First Must Come Rain
Grief. I couldn’t quite put my finger on it until recently. This quiet, lingering heaviness. This lonely, necessary sadness. Inviting me to slow down, surrender, and let it move through.
In a culture that worships happiness, the deeper, more nuanced emotions feel wrong. But, there is no light without shadow. And, I am being asked to embrace mine now. To integrate her into the fullness of who I’m becoming.
I had a kind of awakening last July when I finally said f*ck it and chose to radically follow my heart back out West. The beginning was beautiful and exciting. But, the months that followed weren’t exactly what I had hoped for. Lost friendships, car troubles, financial challenges, old insecurities resurfacing, unrequited affection… Not to mention the fires in January. (Like, damn. I need a minute.)
I thought I was going to LA to establish a long term home. But, now I see that my soul led me there to catalyze a deeper evolution. Like, asking God for flowers without realizing that first, must come rain.

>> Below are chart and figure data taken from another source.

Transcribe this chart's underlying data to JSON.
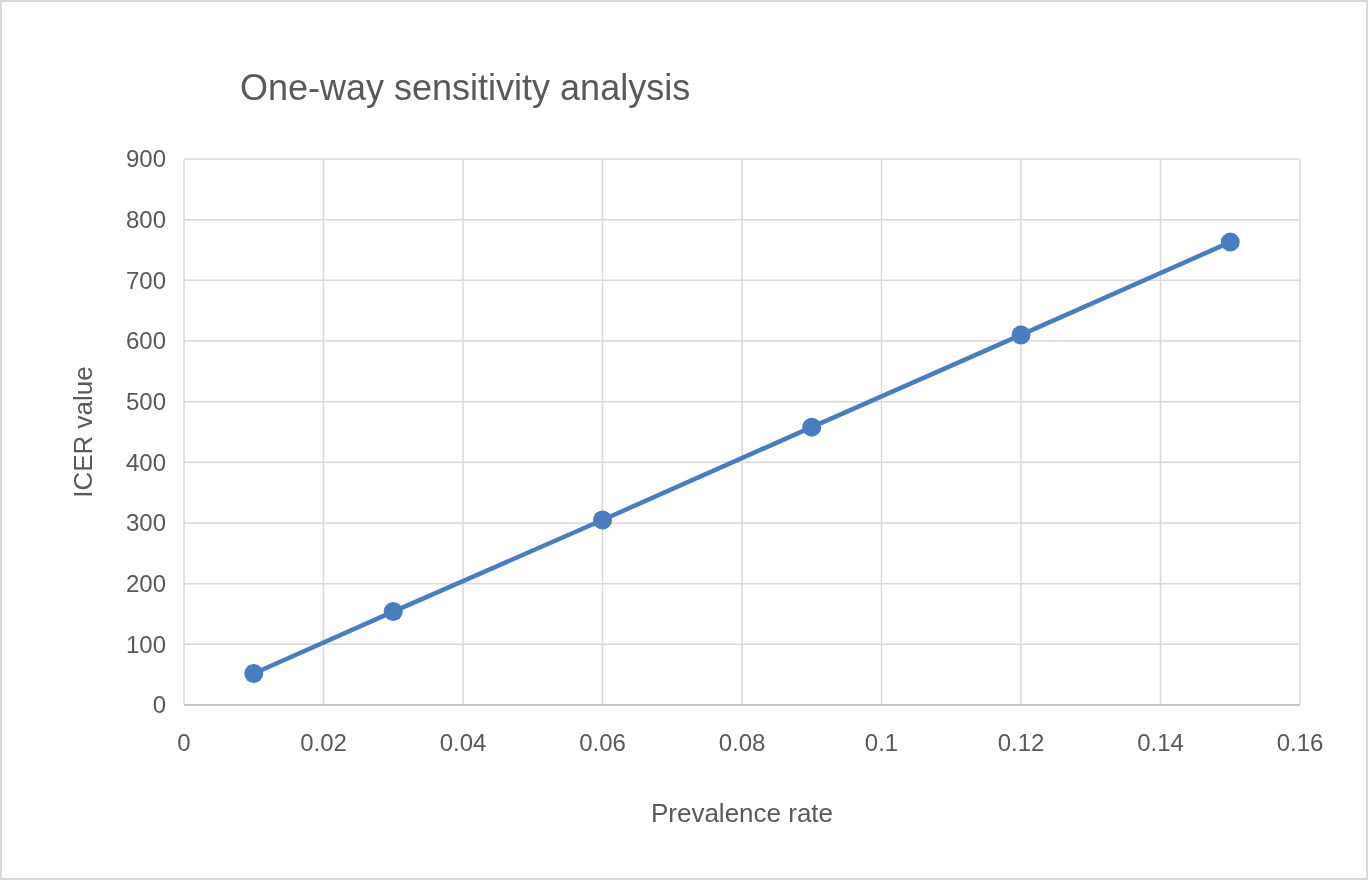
{
  "chart_data": {
    "type": "line",
    "title": "One-way sensitivity analysis",
    "xlabel": "Prevalence rate",
    "ylabel": "ICER value",
    "x": [
      0.01,
      0.03,
      0.06,
      0.09,
      0.12,
      0.15
    ],
    "series": [
      {
        "color": "#4a7dc0",
        "values": [
          52,
          154,
          305,
          458,
          610,
          763
        ]
      }
    ],
    "xlim": [
      0,
      0.16
    ],
    "xticks": [
      0,
      0.02,
      0.04,
      0.06,
      0.08,
      0.1,
      0.12,
      0.14,
      0.16
    ],
    "ylim": [
      0,
      900
    ],
    "yticks": [
      0,
      100,
      200,
      300,
      400,
      500,
      600,
      700,
      800,
      900
    ],
    "grid": true,
    "marker": "circle",
    "line_style": "solid"
  }
}
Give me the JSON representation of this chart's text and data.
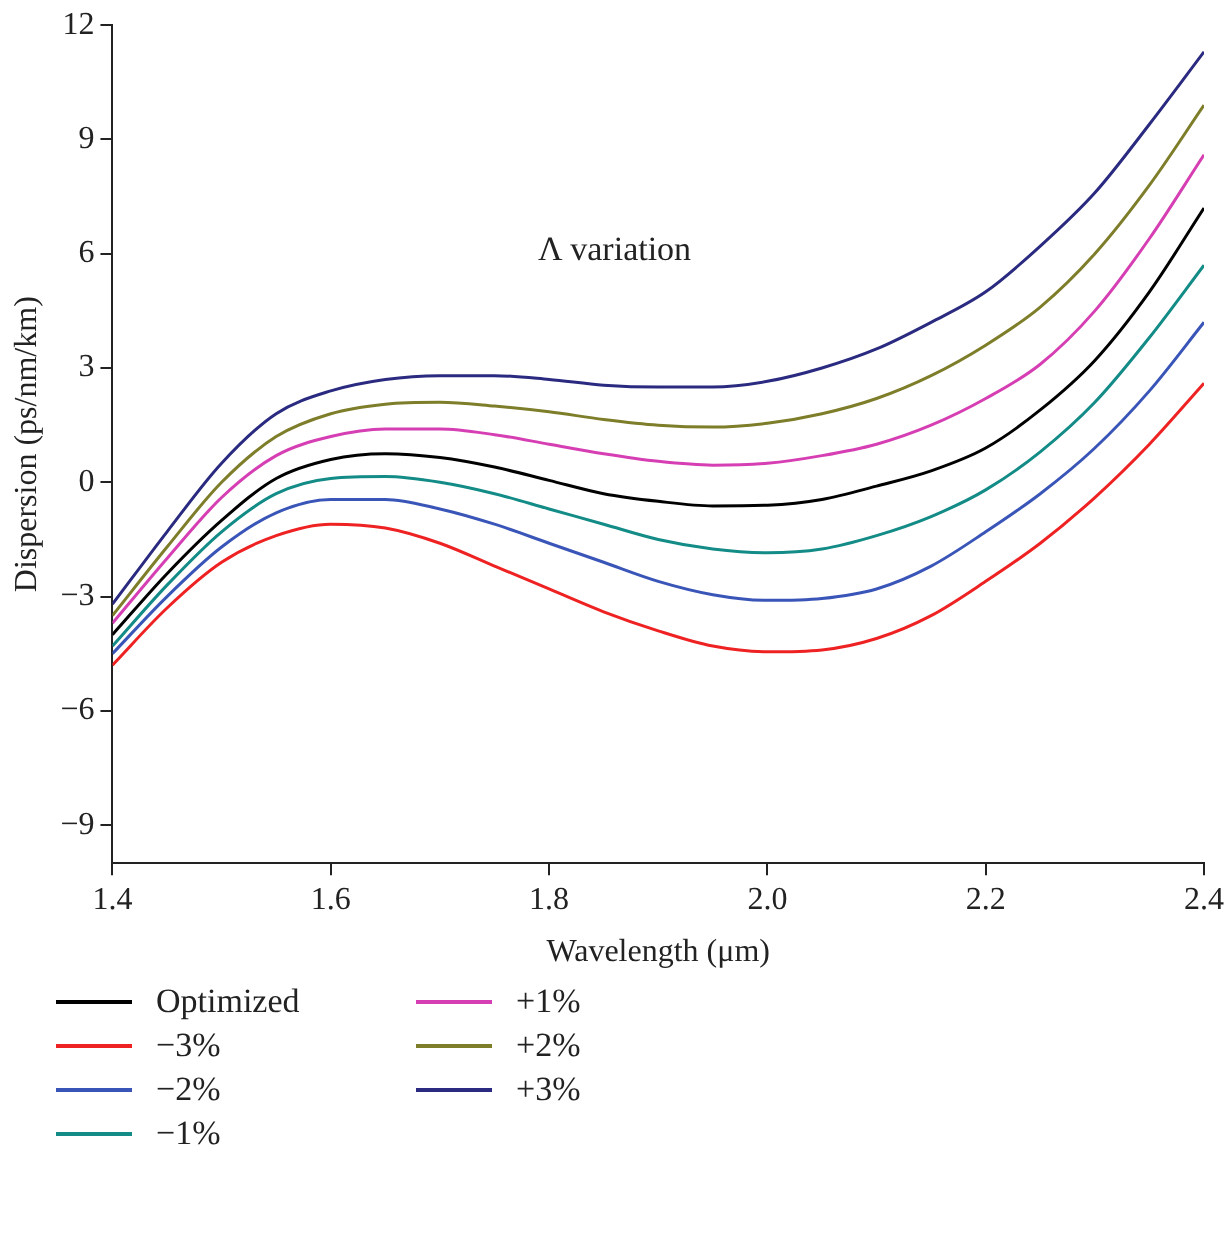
{
  "chart_data": {
    "type": "line",
    "xlabel": "Wavelength (μm)",
    "ylabel": "Dispersion (ps/nm/km)",
    "annotations": [
      "Λ variation"
    ],
    "x": [
      1.4,
      1.45,
      1.5,
      1.55,
      1.6,
      1.65,
      1.7,
      1.75,
      1.8,
      1.85,
      1.9,
      1.95,
      2.0,
      2.05,
      2.1,
      2.15,
      2.2,
      2.25,
      2.3,
      2.35,
      2.4
    ],
    "xlim": [
      1.4,
      2.4
    ],
    "xticks": [
      1.4,
      1.6,
      1.8,
      {
        "value": 2,
        "label": "2.0"
      },
      2.2,
      2.4
    ],
    "ylim": [
      -10,
      12
    ],
    "yticks": [
      -9,
      -6,
      -3,
      0,
      3,
      6,
      9,
      12
    ],
    "grid": false,
    "legend": "bottom",
    "marker": "none",
    "line_style": "solid",
    "series": [
      {
        "name": "Optimized",
        "color": "#000000",
        "values": [
          -4.0,
          -2.4,
          -1.0,
          0.1,
          0.6,
          0.75,
          0.65,
          0.4,
          0.05,
          -0.3,
          -0.5,
          -0.62,
          -0.6,
          -0.45,
          -0.1,
          0.3,
          0.9,
          1.9,
          3.2,
          5.0,
          7.2
        ]
      },
      {
        "name": "−3%",
        "color": "#ee2222",
        "values": [
          -4.8,
          -3.3,
          -2.1,
          -1.4,
          -1.1,
          -1.2,
          -1.6,
          -2.2,
          -2.8,
          -3.4,
          -3.9,
          -4.3,
          -4.45,
          -4.4,
          -4.1,
          -3.5,
          -2.6,
          -1.6,
          -0.4,
          1.0,
          2.6
        ]
      },
      {
        "name": "−2%",
        "color": "#3a55b8",
        "values": [
          -4.5,
          -3.0,
          -1.7,
          -0.8,
          -0.45,
          -0.45,
          -0.7,
          -1.1,
          -1.6,
          -2.1,
          -2.6,
          -2.95,
          -3.1,
          -3.05,
          -2.8,
          -2.2,
          -1.3,
          -0.3,
          0.9,
          2.4,
          4.2
        ]
      },
      {
        "name": "−1%",
        "color": "#138b86",
        "values": [
          -4.3,
          -2.7,
          -1.3,
          -0.3,
          0.1,
          0.15,
          0.0,
          -0.3,
          -0.7,
          -1.1,
          -1.5,
          -1.75,
          -1.85,
          -1.75,
          -1.4,
          -0.9,
          -0.2,
          0.8,
          2.1,
          3.8,
          5.7
        ]
      },
      {
        "name": "+1%",
        "color": "#d63fb3",
        "values": [
          -3.7,
          -2.0,
          -0.4,
          0.7,
          1.2,
          1.4,
          1.4,
          1.25,
          1.0,
          0.75,
          0.55,
          0.45,
          0.5,
          0.7,
          1.0,
          1.5,
          2.2,
          3.1,
          4.5,
          6.4,
          8.6
        ]
      },
      {
        "name": "+2%",
        "color": "#7d7d2a",
        "values": [
          -3.5,
          -1.7,
          0.0,
          1.2,
          1.8,
          2.05,
          2.1,
          2.0,
          1.85,
          1.65,
          1.5,
          1.45,
          1.55,
          1.8,
          2.2,
          2.8,
          3.6,
          4.6,
          6.0,
          7.8,
          9.9
        ]
      },
      {
        "name": "+3%",
        "color": "#2a2a80",
        "values": [
          -3.2,
          -1.3,
          0.5,
          1.8,
          2.4,
          2.7,
          2.8,
          2.8,
          2.7,
          2.55,
          2.5,
          2.5,
          2.65,
          3.0,
          3.5,
          4.2,
          5.0,
          6.2,
          7.6,
          9.4,
          11.3
        ]
      }
    ]
  }
}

A little known stage in the awakening process, I’m learning, is grief. Mourning the old self and the old life as they die away to make space for the new.

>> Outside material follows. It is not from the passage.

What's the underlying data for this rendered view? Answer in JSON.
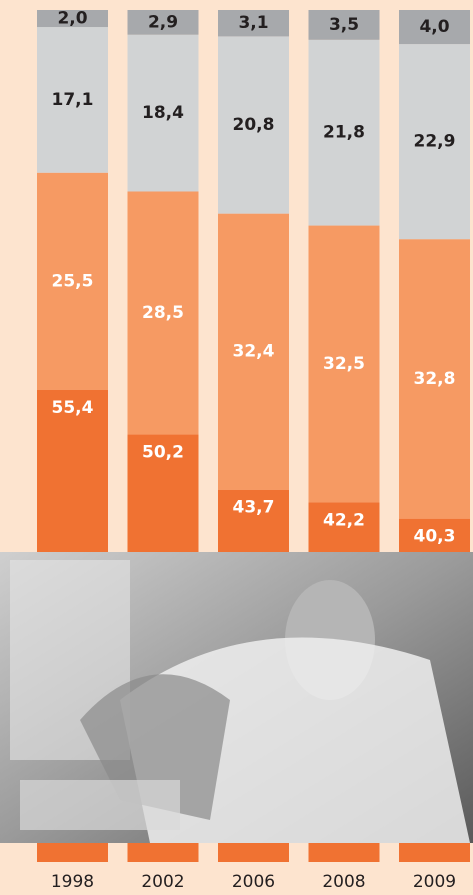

The death of the girl, the rising of the woman. A rite of passage I am honored to take, even though it hurts.
Every seed dies before it grows. Every caterpillar turns into goo before becoming a butterfly. Every birth canal feels dark and painful. But, on the other side—a miracle.
Once again, surrendering to the mysterious pull that always leads me to healing and, ultimately, more joy. Just not always in the ways or the timeline I would have hoped for.
If you are going through a similar time, you are seen. You are not alone. Keep your eyes on the little speck of light ahead. It’s coming soon now.